Coleman foi um dos grandes inovadores do movimento do “Free Jazz” da década de 1950 e da década de 1960. Tendo começado a carreira claramente influenciado pelo bebop e por Charlie Parker, Coleman ficou famoso a partir do álbum “The shape of jazz to come”, o histórico disco de 1959 que ajudou a criar o free jazz, junto com o contrabaixista Charlie Haden (um de seus mais assíduos colaboradores), Don Cherry e Billy Higgins . O “Free Jazz” é a vertente mais experimental e menos melódica que também teve John Coltrane como expoente. O free jazz rompeu as estruturas de harmonia tradicionais e permitiu uma forma de expressão do gênero mais livre. Desde o início da sua carreira que a forma de tocar de Coleman era pouco ortodoxa.
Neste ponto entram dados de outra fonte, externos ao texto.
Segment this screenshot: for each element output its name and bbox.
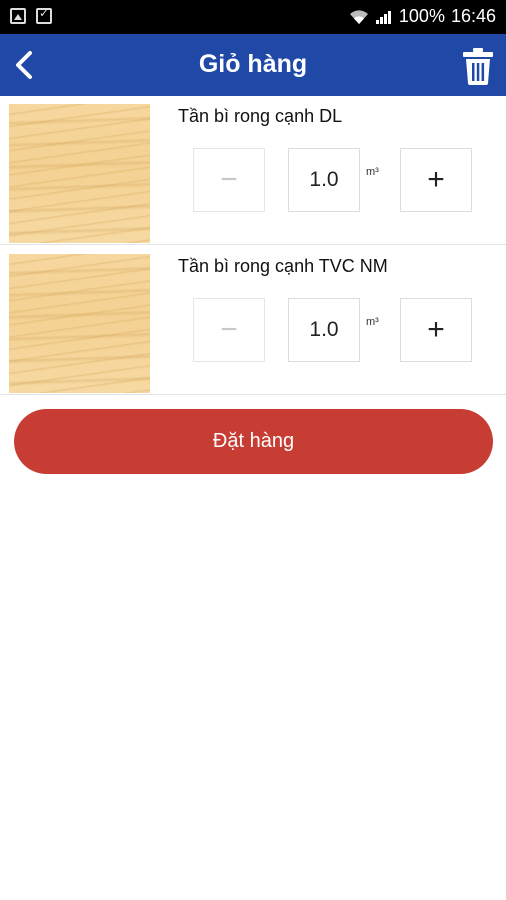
- quantity-field[interactable]: 1.0: [288, 148, 360, 212]
- product-name: Tần bì rong cạnh DL: [178, 106, 343, 126]
- gallery-icon: [10, 8, 26, 24]
- place-order-button[interactable]: Đặt hàng: [14, 409, 493, 474]
- system-status: 100% 16:46: [349, 6, 496, 27]
- decrease-quantity-button[interactable]: −: [193, 148, 265, 212]
- battery-text: 100%: [398, 6, 445, 26]
- wood-texture-image: [9, 254, 150, 393]
- cart-item: Tần bì rong cạnh TVC NM − 1.0 m³ +: [0, 246, 506, 395]
- wood-texture-image: [9, 104, 150, 243]
- cart-item: Tần bì rong cạnh DL − 1.0 m³ +: [0, 96, 506, 245]
- clock: 16:46: [450, 6, 496, 26]
- trash-icon: [463, 48, 493, 85]
- product-name: Tần bì rong cạnh TVC NM: [178, 256, 388, 276]
- status-bar: 100% 16:46: [0, 0, 506, 34]
- unit-label: m³: [366, 316, 379, 328]
- quantity-field[interactable]: 1.0: [288, 298, 360, 362]
- page-title: Giỏ hàng: [198, 50, 308, 78]
- increase-quantity-button[interactable]: +: [400, 148, 472, 212]
- app-bar: Giỏ hàng: [0, 34, 506, 96]
- signal-icon: [375, 9, 393, 25]
- clear-cart-button[interactable]: [460, 46, 496, 86]
- increase-quantity-button[interactable]: +: [400, 298, 472, 362]
- wifi-icon: [349, 9, 369, 25]
- notification-icons: [10, 6, 52, 24]
- unit-label: m³: [366, 166, 379, 178]
- decrease-quantity-button[interactable]: −: [193, 298, 265, 362]
- checklist-icon: [36, 6, 52, 24]
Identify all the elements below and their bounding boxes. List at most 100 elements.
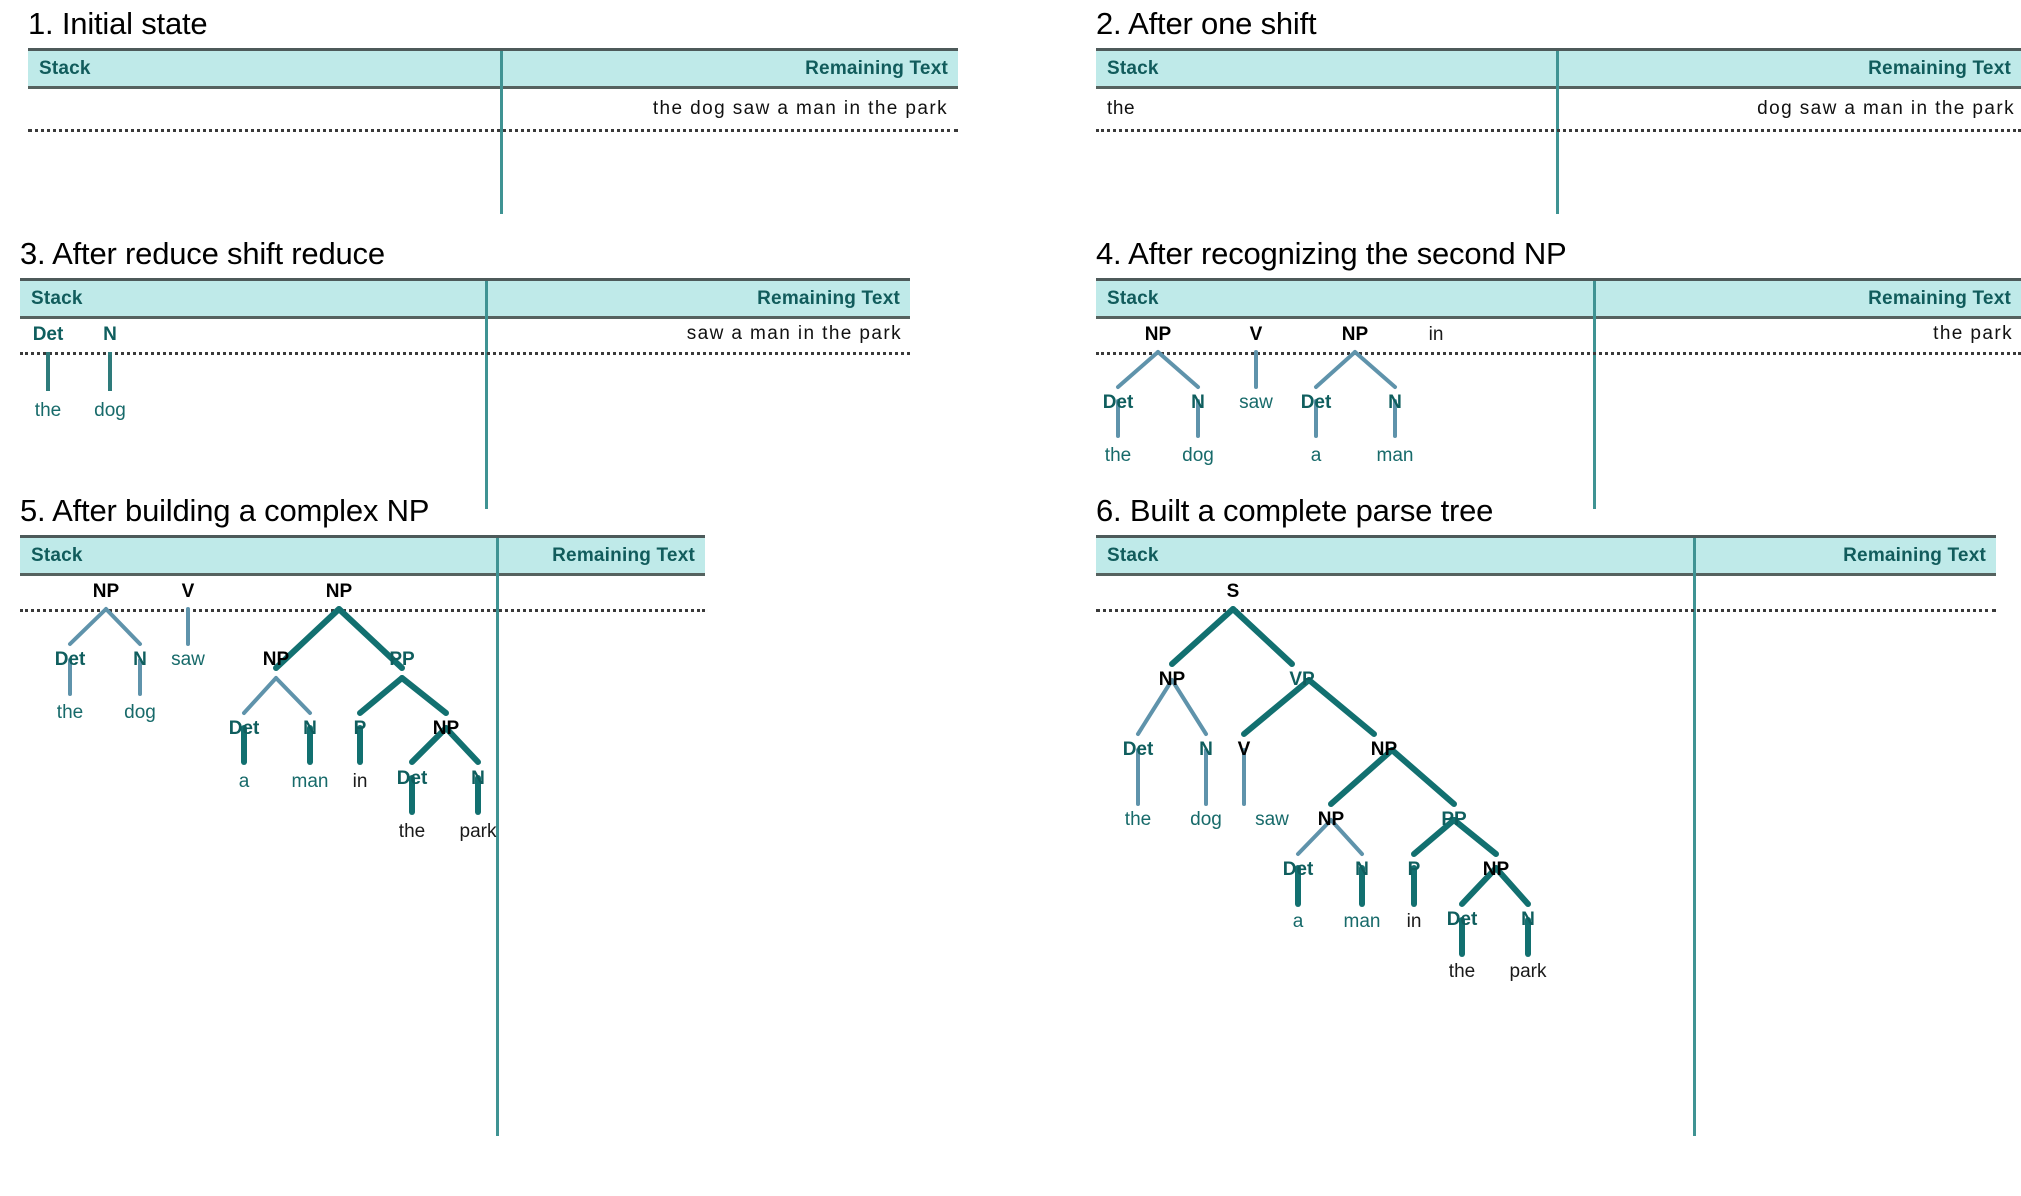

Seguia mais o seu  ouvido relativo do que o bem comportado  “temperamento igual”. O seu sentido de  harmonia e  progressão de acordes – muito menos rígido do que o dos músicos de  swing ou  bebop – era flutuante e, por vezes, apenas sugerido e não explícito. Muitos músicos de Los Angeles consideravam-no  desafinado e Coleman tinha dificuldades em encontrar outros músicos que pensassem como ele.

Durante a década de 60, a música de Coleman tornou-se ainda mais abrupta e radical e o saxofonista envolveu-se completamente com o “avant garde jazz” , uma corrente que evoluiu praticamente em torno das experimentações de Ornette Coleman. Posteriormente, assim como houvera feito Miles Davis, Coleman começou a utilizar guitarras elétricas, que apareciam com destaque nos discos lançados por essa época, mas, no fundo, a música era semelhante aos seus trabalhos mais antigos. Estas sessões tinham as mesmas melodias abruptas e improvisações coletivas.

Ornette Coleman influenciou virtualmente todos os saxofonistas e músicos de jazz da geração seguinte que admiram o seu esforço de descobrir, não só a forma do jazz, mas de toda a música que está para vir.

Ganhou o Prêmio Pullitzer de música em  2007. Nesse  mesmo  ano  recebeu  o  “Grammy”  pelo  conjunto  de  sua  carreira.  Em 2009  recebeu  o prestigiado  Miles  Davis  Award.